Comenzó entonces una caza
de brujas contra los violentos. Violencia para erradicar la violencia. Meses de
patrullas ciudadanas y linchamientos públicos. Pronto nadie supo distinguir
entre los violentos y quienes les combatían violentamente: todos parecían
infectados.
Los síntomas pronosticados
se estaban viendo confirmados. Y si de aquellas todavía quedó alguna persona
cabal llamando al orden, anunciando su salud absoluta, proclamando que estaban
teniendo miedo de la nada, fue acallado al instante por la turba irreflexiva.
Al fin y al cabo, la verdad es la primera víctima de toda revolución y la
negación de la enfermedad era signo inequívoco de estar infectado. A raíz de
eso nadie declaró nunca más su inocencia, ocultando su condición de sano,
intentado salvaguardarse no se sabe muy bien de qué. Por si acaso.
Los informativos, por su parte,
continuaron arrojando datos alarmantes: no existía cura, ni vacuna efectiva, ni
métodos de prevención ya que se desconocía su medio de propagación. Ni siquiera
se conocían las consecuencias finales de dicha enfermedad. Realmente no se
sabía nada más allá del primer rumor. Las noticias apenas arrojaban ecos
vagabundos que repercutían en más ecos vagabundos.

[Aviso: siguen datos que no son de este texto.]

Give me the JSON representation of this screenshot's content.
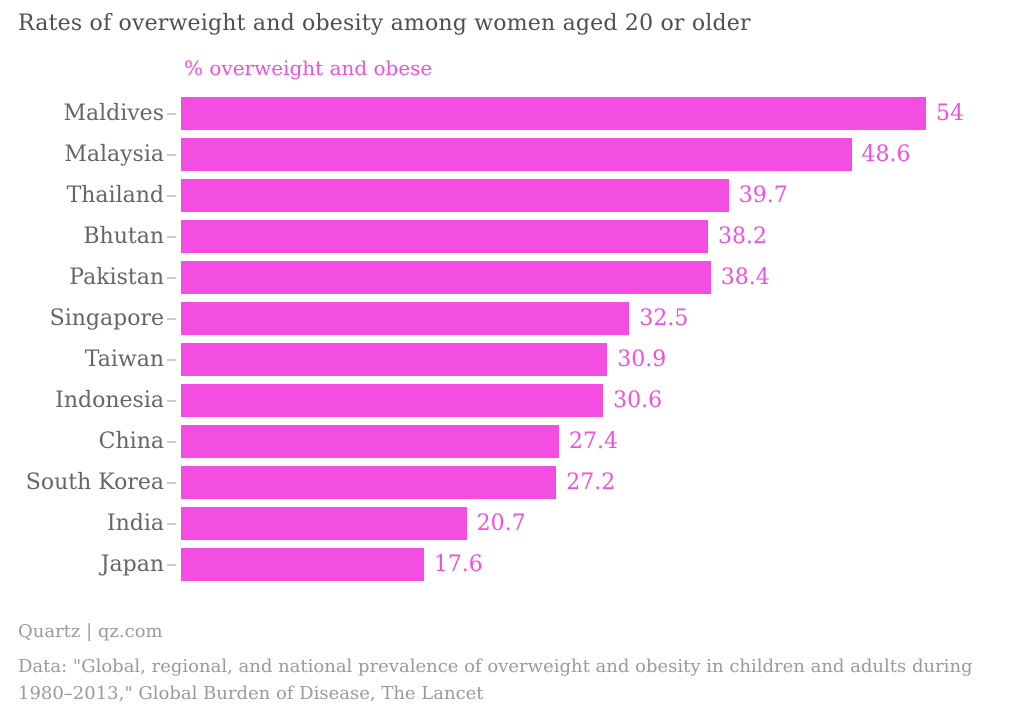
{
  "header": {
    "title": "Rates of overweight and obesity among women aged 20 or older",
    "legend": "% overweight and obese"
  },
  "chart_data": {
    "type": "bar",
    "orientation": "horizontal",
    "title": "Rates of overweight and obesity among women aged 20 or older",
    "series_label": "% overweight and obese",
    "categories": [
      "Maldives",
      "Malaysia",
      "Thailand",
      "Bhutan",
      "Pakistan",
      "Singapore",
      "Taiwan",
      "Indonesia",
      "China",
      "South Korea",
      "India",
      "Japan"
    ],
    "values": [
      54,
      48.6,
      39.7,
      38.2,
      38.4,
      32.5,
      30.9,
      30.6,
      27.4,
      27.2,
      20.7,
      17.6
    ],
    "xlabel": "",
    "ylabel": "",
    "xlim": [
      0,
      54
    ],
    "grid": false,
    "legend_position": "top-left-above-bars",
    "bar_color": "#f34de2",
    "label_color": "#666666",
    "value_label_color": "#f34de2"
  },
  "footer": {
    "source": "Quartz | qz.com",
    "note_line1": "Data: \"Global, regional, and national prevalence of overweight and obesity in children and adults during",
    "note_line2": "1980–2013,\" Global Burden of Disease, The Lancet"
  }
}
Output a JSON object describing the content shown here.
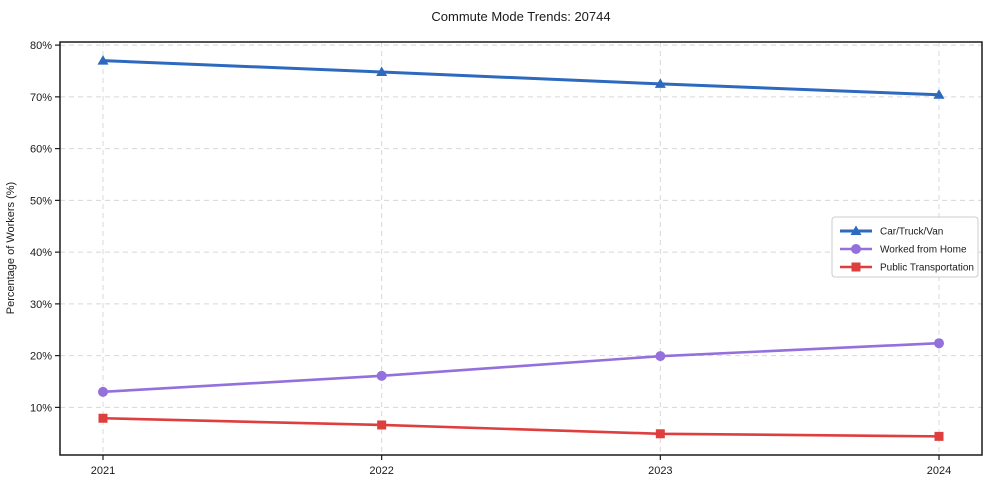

Pero la gente buscaba verdades donde
refugiarse entre el desconcierto. Aunque tuvieran que inventárselas. Adoptaron
como axiomático que la enfermedad se propagaba por el contacto físico y que en
menos de un año el 40% de la población global se encontraba afectada.
La pandemia parecía
evidente. El miedo era palpable. Los Gobiernos decretaron el estado de
excepción. Reinó el toque de queda. La gente empezó a encerrarse en sus casas.
Algunas durante todo el día. Privándose de la libertad pretendieron burlar la
enfermedad. Las ciudades se convirtieron en corrales, rebosantes de gallinas
asustadas.
A partir de ahí el único
contacto de la gente con el exterior consistió en los informativos. Y los datos
que éstos facilitaban cada vez eran volvieron más desoladores. Mes a mes, las
estadísticas indicaban un avance rápido e inexorable de la enfermedad. Y no
mentían: a mayor cantidad de gente encerrada en casa, mayor aparecía la estadística
de infectados, ergo mayor miedo mutuo había, ergo más gente se encerraba en
casa, ergo mayor aparecía la estadística de infectados... Pescadillas
mordiéndose la cola en abrumadora progresión geométrica. Hasta el día en que
los informativos también enmudecieron. Sus locutores, redactores, realizadores se
habían encerrado también en casa.
El mundo cayó entonces en
la oscuridad. Las personas, ocultas en sus hogares y sin noticias del exterior,
aumentaron sus suspicacias hasta lo inconcebible. Desconfiaban hasta de sus
cónyuges y sus hijos, rehuyendo todo contacto innecesario, incluido el sexual.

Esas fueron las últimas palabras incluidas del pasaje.